Encoding time remains substantial (approximately 16 s/frame for full encoding), precluding real-time applications.
Only geometry is addressed; the method has not been extended to attribute (color) compression.
No comparison with the latest Unicorn-Part I is provided, though a reasonable justification is given.
The network architecture is fixed; neural architecture search or adaptive architecture selection is not explored.

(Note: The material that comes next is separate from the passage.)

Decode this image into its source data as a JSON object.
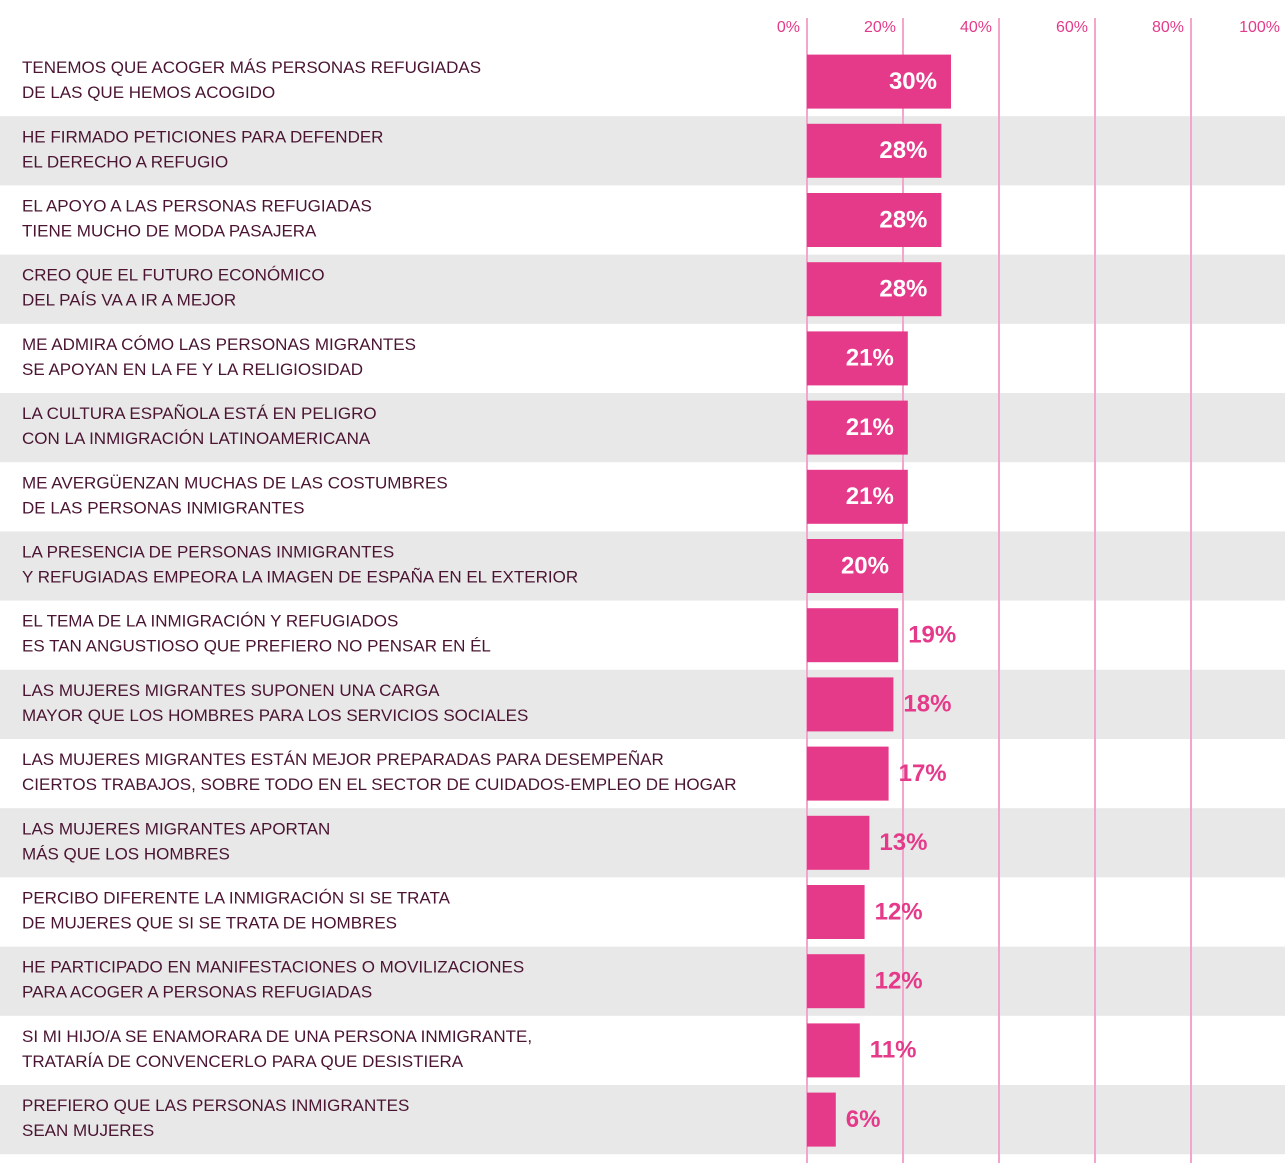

vs. G-PCC: The traditional method performs robustly across all datasets but offers limited compression ratio; LINR-PCGC reduces bitrate by 21–28% with sufficient encoding time.
vs. SparsePCGC: SparsePCGC performs well within its training distribution but degrades sharply under distribution shift (even underperforming G-PCC on MVUB); LINR-PCGC is inherently distribution-agnostic due to the INR paradigm.
vs. V-PCC: V-PCC yields the highest bitrate and is extremely slow to encode (194–213 s), making it unsuitable for sparse point clouds.
vs. INR compression methods (Hu & Wang 2022, etc.): Prior INR methods address only lossy compression; LINR-PCGC extends the paradigm to the lossless setting for the first time.

Rating¶

Novelty: ⭐⭐⭐⭐ First INR-based lossless point cloud compression method; the GoP framework and CNP module are novel.
Experimental Thoroughness: ⭐⭐⭐⭐ Comprehensive comparisons on three datasets, including encoding-time vs. bitrate curves and detailed ablations.
Writing Quality: ⭐⭐⭐⭐ Well-structured, though notation-heavy in places.
Value: ⭐⭐⭐⭐ Fills the gap in lossless INR-based point cloud compression; distribution-agnostic property has practical deployment value.